I was surprised by the transport department’s recent announcement that children under the age of three are now legally required to buckle up in the appropriate restraint system.
I was under the impression that this had always been the case, but a closer look at the National Road Traffic Regulations Act revealed that only older children and adults were named when it was first written all those years ago.
This was a massive oversight, but at least it’s been fixed. Now I can finally drive around town without losing my cool whenever I see a car with a young child jumping around on the back seat.
A while back I actually considered mounting a megaphone to the top of my car which I could use to reprimand ignorant parents about the latent meat missile on the rear seat.
“Meat missile” might seem a bit strong, but I remember reading a few years ago about a study on the subject. Engineers at a vehicle testing facility staged a crash with two small crash test dummies in the rear seats. One of them was fastened in a forward-facing child seat and the other was left unfastened.
The vehicle was propelled to around 80km/h, after which it hit a solid concrete wall. According to the data, the child in the booster seat suffered only minor injuries, but the unfastened child shot straight through the front windscreen and into the wall.
In a real crash, that child would have gone through the windscreen and into whatever had caused the accident. I may be wrong, but I’m guessing that hitting a solid immovable object at 80km/h probably has fatal consequences. That’s why I’m so glad the baby buckle-up law has come into force.
But there’s a big catch. Just because something is law doesn’t necessarily mean people will adhere to it. Take cellphone use while driving as a prime example. I see people typing away at their phones at every single intersection I stop at every day, and it’ll be the same story with the new baby seat law.

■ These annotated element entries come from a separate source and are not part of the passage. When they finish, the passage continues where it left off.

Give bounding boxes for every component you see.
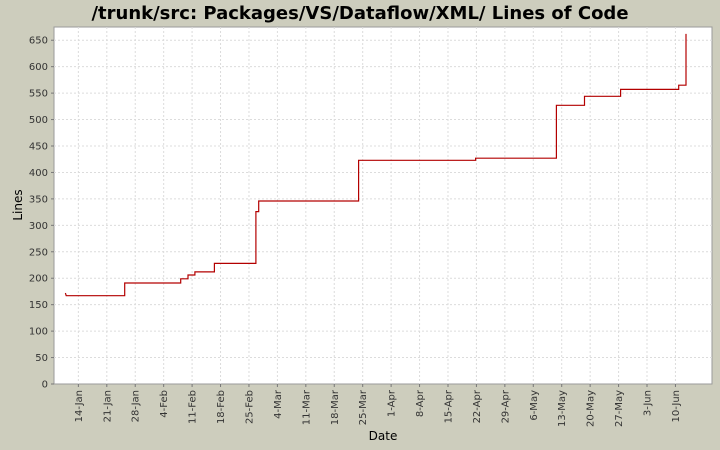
- y-tick-label: 250: [29, 247, 48, 258]
- y-tick-label: 350: [29, 194, 48, 205]
- series-line: [64, 33, 687, 297]
- y-tick-label: 50: [35, 353, 48, 364]
- x-tick-label: 29-Apr: [500, 389, 511, 423]
- x-tick-label: 10-Jun: [671, 390, 682, 423]
- x-tick-label: 3-Jun: [643, 390, 654, 416]
- x-tick-label: 11-Feb: [188, 390, 199, 424]
- x-tick-label: 4-Mar: [273, 389, 284, 419]
- y-tick-label: 150: [29, 300, 48, 311]
- x-tick-label: 25-Feb: [244, 390, 255, 424]
- x-tick-label: 18-Feb: [216, 390, 227, 424]
- y-tick-label: 0: [42, 380, 48, 391]
- x-tick-label: 25-Mar: [358, 389, 369, 425]
- y-tick-label: 550: [29, 89, 48, 100]
- x-tick-label: 22-Apr: [472, 389, 483, 423]
- y-axis: 0 50 100 150 200 250 300 350 400 450 500 550 600 650: [29, 36, 54, 391]
- chart-title: /trunk/src: Packages/VS/Dataflow/XML/ Li…: [91, 3, 628, 24]
- x-tick-label: 11-Mar: [301, 389, 312, 425]
- x-tick-label: 15-Apr: [443, 389, 454, 423]
- x-axis-title: Date: [369, 429, 398, 443]
- series-layer: [64, 33, 687, 297]
- y-tick-label: 650: [29, 36, 48, 47]
- x-tick-label: 27-May: [614, 390, 625, 427]
- x-tick-label: 1-Apr: [387, 389, 398, 417]
- x-tick-label: 4-Feb: [159, 390, 170, 418]
- y-tick-label: 500: [29, 115, 48, 126]
- y-tick-label: 100: [29, 327, 48, 338]
- x-tick-label: 8-Apr: [415, 389, 426, 417]
- x-tick-label: 28-Jan: [131, 390, 142, 422]
- y-tick-label: 600: [29, 62, 48, 73]
- grid-layer: [54, 27, 712, 384]
- x-tick-label: 14-Jan: [74, 390, 85, 422]
- y-tick-label: 300: [29, 221, 48, 232]
- x-tick-label: 6-May: [529, 390, 540, 421]
- y-tick-label: 200: [29, 274, 48, 285]
- x-tick-label: 21-Jan: [102, 390, 113, 422]
- plot-area: [53, 26, 713, 385]
- y-axis-title: Lines: [11, 189, 25, 220]
- x-tick-label: 20-May: [586, 390, 597, 427]
- x-tick-label: 18-Mar: [330, 389, 341, 425]
- x-axis: 14-Jan 21-Jan 28-Jan 4-Feb 11-Feb 18-Feb 25-Fe…: [74, 384, 682, 427]
- y-tick-label: 400: [29, 168, 48, 179]
- x-tick-label: 13-May: [557, 390, 568, 427]
- y-tick-label: 450: [29, 142, 48, 153]
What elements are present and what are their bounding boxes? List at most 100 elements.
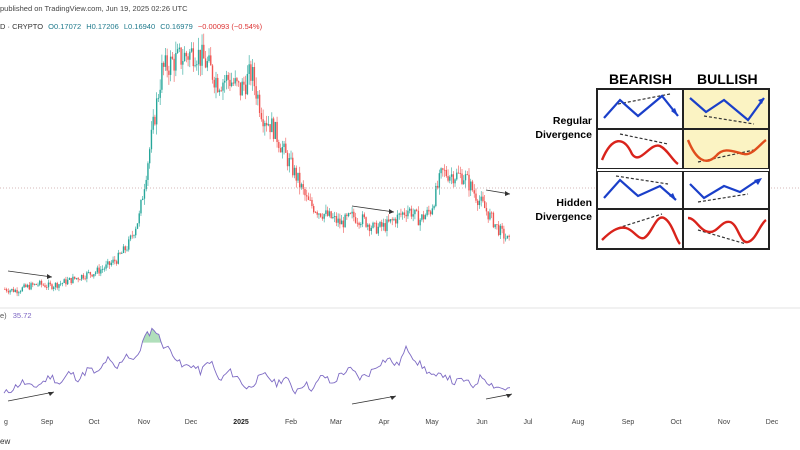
candle-body <box>265 122 268 126</box>
candle-body <box>295 167 297 181</box>
candle-body <box>70 277 72 284</box>
candle-body <box>234 78 236 84</box>
candle-body <box>335 216 338 223</box>
candle-body <box>241 81 243 96</box>
candle-body <box>82 274 85 279</box>
candle-body <box>86 272 88 279</box>
candle-body <box>119 252 121 254</box>
candle-body <box>456 172 458 180</box>
candle-body <box>203 44 205 59</box>
candle-body <box>422 214 425 220</box>
candle-body <box>260 113 263 120</box>
candle-body <box>382 223 385 227</box>
hidden-divergence-label: Hidden Divergence <box>528 196 592 224</box>
candle-body <box>135 228 137 236</box>
candle-body <box>306 195 308 197</box>
candle-body <box>180 47 182 65</box>
rsi-label: e) <box>0 311 7 320</box>
bullish-header: BULLISH <box>697 71 758 87</box>
candle-body <box>60 283 62 285</box>
x-tick-label: Sep <box>622 419 635 426</box>
candle-body <box>98 267 100 274</box>
candle-body <box>182 61 184 65</box>
symbol-ohlc-bar: D · CRYPTO O0.17072 H0.17206 L0.16940 C0… <box>0 22 262 31</box>
candle-body <box>304 189 306 196</box>
candle-body <box>161 62 163 90</box>
candle-body <box>122 246 125 253</box>
rsi-divergence-line <box>351 395 397 405</box>
candle-body <box>323 213 325 219</box>
candle-body <box>388 219 390 222</box>
candle-body <box>53 287 55 290</box>
candle-body <box>351 211 353 214</box>
candle-body <box>292 157 294 176</box>
candle-body <box>162 62 165 67</box>
candle-body <box>32 283 34 285</box>
candle-body <box>5 289 8 292</box>
candle-body <box>51 284 53 290</box>
regular-bullish-rsi-cell <box>683 129 769 169</box>
divergence-cheatsheet <box>596 88 770 250</box>
candle-body <box>112 259 114 263</box>
candle-body <box>408 208 411 211</box>
candle-body <box>396 214 399 224</box>
candle-body <box>155 98 158 125</box>
candle-body <box>105 264 107 269</box>
candle-body <box>173 58 175 71</box>
candle-body <box>309 199 311 201</box>
candle-body <box>231 82 233 87</box>
candle-body <box>23 284 25 288</box>
candle-body <box>253 67 256 87</box>
candle-body <box>147 163 149 180</box>
hidden-bearish-price-cell <box>597 171 683 209</box>
candle-body <box>251 67 254 81</box>
candle-body <box>508 235 510 237</box>
candle-body <box>428 209 430 212</box>
candle-body <box>80 274 83 280</box>
x-tick-label: Jul <box>524 419 533 426</box>
candle-body <box>7 291 10 293</box>
candle-body <box>499 225 502 236</box>
candle-body <box>489 212 491 220</box>
candle-body <box>258 94 261 114</box>
candle-body <box>274 121 277 139</box>
candle-body <box>321 216 324 219</box>
candle-body <box>244 84 247 95</box>
candle-body <box>136 223 139 229</box>
candle-body <box>325 210 327 214</box>
x-tick-label: Nov <box>718 419 731 426</box>
price-divergence-lines <box>7 189 511 279</box>
x-tick-label: May <box>425 419 439 426</box>
candle-body <box>365 217 367 227</box>
x-tick-label: Feb <box>285 419 297 426</box>
candle-body <box>286 152 289 167</box>
x-tick-label: Sep <box>41 419 54 426</box>
candle-body <box>459 173 461 174</box>
candle-body <box>361 214 364 225</box>
candle-body <box>19 291 22 293</box>
candle-body <box>414 209 416 215</box>
hidden-label-line1: Hidden <box>556 197 592 209</box>
candle-body <box>461 173 463 185</box>
x-tick-label: g <box>4 419 8 426</box>
candle-body <box>227 74 229 80</box>
candle-body <box>115 261 118 264</box>
candle-body <box>65 279 67 285</box>
x-tick-label: Dec <box>766 419 779 426</box>
candle-body <box>340 220 343 225</box>
candle-body <box>33 283 36 285</box>
candle-body <box>401 212 404 215</box>
candle-body <box>101 269 104 270</box>
candle-body <box>63 279 65 283</box>
candle-body <box>246 73 249 95</box>
candle-body <box>264 122 266 127</box>
symbol-label: D · CRYPTO <box>0 22 44 31</box>
candle-body <box>185 52 188 57</box>
rsi-line <box>3 327 511 395</box>
hidden-label-line2: Divergence <box>535 211 592 223</box>
candle-body <box>84 278 86 280</box>
x-tick-label: Nov <box>138 419 151 426</box>
candle-body <box>229 79 231 87</box>
candle-body <box>501 225 503 229</box>
candle-body <box>276 121 278 143</box>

I’ve been doing some research on the topic and I’ve discovered three explanations as to why people don’t fasten their kids in properly.
The first is sheer ignorance or, as I like to call it, stupidity. I wish I could somehow paste the crash video to this page, but since that’s impossible, you’ll just have to search for it on YouTube. Watch that, and I promise you that you’ll never leave your child unbuckled ever again.
The second reason is affordability. I can understand this argument to a certain extent, as I recently made a massive dent in my PlayStation 4 fund when we needed a new child seat. Prices start at around R700, but a fairly decent one with side impact protection, three-slot harness and cup holders will set you back a few thousand.
I also found a few places that refurbish old child seats and sell them at a massive discount, which means the argument about cost doesn’t really hold up. If you can afford a car, you can afford a child seat.
The third excuse is probably the most idiotic of the lot. “My child doesn’t like to be restrained. He gets finicky and cries the whole way.”
My response might sound a bit harsh, but would you rather have an annoying child or a dead one? It really is as simple as that.
I normally don’t put much stock in self-help books, but the What to Expect series is absolutely brilliant, especially on the topic of car safety for kids.
It’s true that children don’t like to be restrained. I know this from experience, but What to Expect taught me an easy to use ploy that might come in handy if you’ve never heard of it before.
Small children are highly impressionable, which means you only need to set a good example and they’ll follow in your footsteps. At first I thought this was just some new age parenting nonsense, but then we tried it and it worked like a charm.
While I buckle up my son, my wife gets in and buckles herself up so he can see. We make a rather big deal of it, explaining that Mommy wears her seatbelt because it’s the right thing to do. Afterwards, I get in as well and the process is repeated.
We did this a few times and now the crying and wrestling out of the seat has stopped completely. I put him in the seat and he just accepts that he has to wear a seatbelt.
So there’s really no excuse for not restraining your kids in the car. It may seem like a struggle to some, but what’s a few lost minutes here and there when they result in the most precious thing in your life being as safe as he/she could possibly be?